Kürt meselesinin de bu gelişmelerden hayli etkinlendiğini, burada da en can alıcı noktanın Rojava olduğunu söyledi. ABD’nin Rojava’da İran ve Rusya’ya karşı bir hat tutmayı amaçladığını, Kürtler’in Suriye’de iç savaşa dahil olmayarak üçüncü bir bağımsız yolla Rojava’yı ortaya çıkarttıklarını aktardı. Rojava ve Güney Kürdistan’ın Kürtlerin bu süreçteki kazanımları olduğunu vurgulayarak Kürtlerin Türkiye’de herhangi bir kazanımı olmaması için hükümetin bugün normalleşme sürecini başlattığını, Kürtleri Öcalan üzerinden yanına alarak bölgedeki ve içerideki sıkışmışlığına çare bulmaya çalıştığını aktardı.
DEM Parti adına söz alan Cengiz Çiçek sunumunda özetle; Türkiye’de, Filistin’de, Kürdistan’da gerçekleşen olayları kavramak için sistematik bir okuma yapmak gerektiğini, ABD-Çin ilişkilerine bakmak gerektiğini belirtti. Sovyetlerin dağılışından bugüne ve özellikle Saddam Hüseyin’in Kuveyt’i işgali ardından ABD’nin müdahalesi ile 3. Dünya Savaşı’nın başladığını ve tüm gelişmeleri de bu kapsamda okuduklarını belirtti. Bu savaşın ilk adımında ABD’nin Irak’a ve aynı zamanda Kürtlere müdahalesi olduğunu, Öcalan’ın rehin alınmasına giden komplonun burada başladığını, sürecin bu tarihten itibaren örgütlenmeye başladığını; dolayısıyla 3. Dünya Savaşı’nın ilk müdahalesinin Kürt Özgürlük Hareketi ve Abdullah Öcalan’a yapıldığını belirtti. Bunun sebebinin Kürt Özgürlük Hareketi’nin devrimci ve sosyalist potansiyeli olduğunu aktardı. Sovyetler’den sonra tek kutuplu bir dünya yaratıldığı iddia edilse de bugün emperyalistler arası kavganın görünür olduğunu aktardı.
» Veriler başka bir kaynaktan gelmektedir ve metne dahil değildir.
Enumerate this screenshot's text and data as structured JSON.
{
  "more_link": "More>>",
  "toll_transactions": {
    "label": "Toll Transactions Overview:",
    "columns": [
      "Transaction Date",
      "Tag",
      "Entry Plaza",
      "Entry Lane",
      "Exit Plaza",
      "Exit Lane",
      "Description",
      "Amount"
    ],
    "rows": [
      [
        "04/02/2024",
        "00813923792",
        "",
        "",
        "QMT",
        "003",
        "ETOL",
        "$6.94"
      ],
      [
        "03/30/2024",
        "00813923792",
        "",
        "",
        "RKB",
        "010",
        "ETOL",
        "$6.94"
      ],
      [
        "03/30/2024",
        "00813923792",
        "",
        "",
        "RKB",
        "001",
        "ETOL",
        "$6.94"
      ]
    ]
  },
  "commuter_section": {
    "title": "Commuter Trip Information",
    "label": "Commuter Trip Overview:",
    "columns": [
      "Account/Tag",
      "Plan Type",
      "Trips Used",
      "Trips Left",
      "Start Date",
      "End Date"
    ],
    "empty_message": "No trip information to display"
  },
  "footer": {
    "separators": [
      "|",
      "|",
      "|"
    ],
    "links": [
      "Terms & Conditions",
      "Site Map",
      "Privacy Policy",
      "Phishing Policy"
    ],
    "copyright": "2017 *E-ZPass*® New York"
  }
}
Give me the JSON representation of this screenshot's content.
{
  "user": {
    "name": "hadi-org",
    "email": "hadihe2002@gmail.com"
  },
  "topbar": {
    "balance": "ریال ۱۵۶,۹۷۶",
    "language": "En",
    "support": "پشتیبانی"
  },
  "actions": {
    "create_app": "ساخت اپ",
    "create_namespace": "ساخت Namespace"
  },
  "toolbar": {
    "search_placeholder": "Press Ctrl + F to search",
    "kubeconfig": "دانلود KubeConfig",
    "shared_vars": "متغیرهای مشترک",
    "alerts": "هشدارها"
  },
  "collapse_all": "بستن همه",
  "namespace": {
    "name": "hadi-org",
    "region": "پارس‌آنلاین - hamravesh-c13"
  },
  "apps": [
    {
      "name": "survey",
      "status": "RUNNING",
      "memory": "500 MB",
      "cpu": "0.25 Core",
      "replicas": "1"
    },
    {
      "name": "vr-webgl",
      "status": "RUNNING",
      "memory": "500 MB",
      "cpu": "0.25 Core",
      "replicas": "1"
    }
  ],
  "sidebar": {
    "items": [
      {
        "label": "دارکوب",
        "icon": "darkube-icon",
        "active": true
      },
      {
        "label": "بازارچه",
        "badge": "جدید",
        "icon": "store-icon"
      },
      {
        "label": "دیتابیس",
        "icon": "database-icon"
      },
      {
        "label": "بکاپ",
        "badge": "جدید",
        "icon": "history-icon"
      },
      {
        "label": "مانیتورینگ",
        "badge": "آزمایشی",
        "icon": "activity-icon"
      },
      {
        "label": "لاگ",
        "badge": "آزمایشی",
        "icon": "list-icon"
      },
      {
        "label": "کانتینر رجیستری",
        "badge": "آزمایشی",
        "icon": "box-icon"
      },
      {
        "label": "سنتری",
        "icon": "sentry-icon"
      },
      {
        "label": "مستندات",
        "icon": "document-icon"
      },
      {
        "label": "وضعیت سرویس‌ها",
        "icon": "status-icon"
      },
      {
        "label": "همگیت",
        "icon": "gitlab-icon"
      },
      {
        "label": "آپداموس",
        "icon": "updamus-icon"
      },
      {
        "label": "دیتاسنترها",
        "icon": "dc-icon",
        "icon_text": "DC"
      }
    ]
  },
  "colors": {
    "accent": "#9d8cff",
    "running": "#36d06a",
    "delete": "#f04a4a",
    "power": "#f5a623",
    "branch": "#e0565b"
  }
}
Ardından Hitler’in Sovyetler’e saldırısı ile IŞİD’in Kürtlere saldırısının aynı kaynağa dayandığını , birisinin olan diğerinin ise muhtemel, potansiyel bir sisteme karşı yapıldığını aktardı. Kürdistan sorununun bir devrim sorunu olarak ele alınmadığı koşullarda görevlerimizi layıkıyla yerine getiremeyeceğimizi söyledi.
Bugün NATO’nun en temel tehdit olarak Çin’i ele aldığını, İsrail ve ABD karşıtı tüm oluşumların terörist olarak nitelendirildiğini belirtti. İki bloğun da ekonomik-ticari hegemonyasını ayakta tutmak için bir ticari işbirliği arayışında olduğunu, kuşak ve yola karşı ABD’nin de bunun önünü almak, alternatifini yaratmak için ticaret ve enerji yolları açmaya çalıştığını söyledi. Bunun hibrit-karma bir savaş olduğunu, iki bloğun vekalet savaşları, ekonomik çekişmelerle doğrudan karşı karşıya gelmeden savaşı sürdürdüğünü belirtti. Çin’in Pakistan üzerinden açtığı yola karşı ABD’nin Pakistan üzerinden açtığı bir yol olduğunu ve bunun çatışmalar ve çelişkiler yarattığını aktardı.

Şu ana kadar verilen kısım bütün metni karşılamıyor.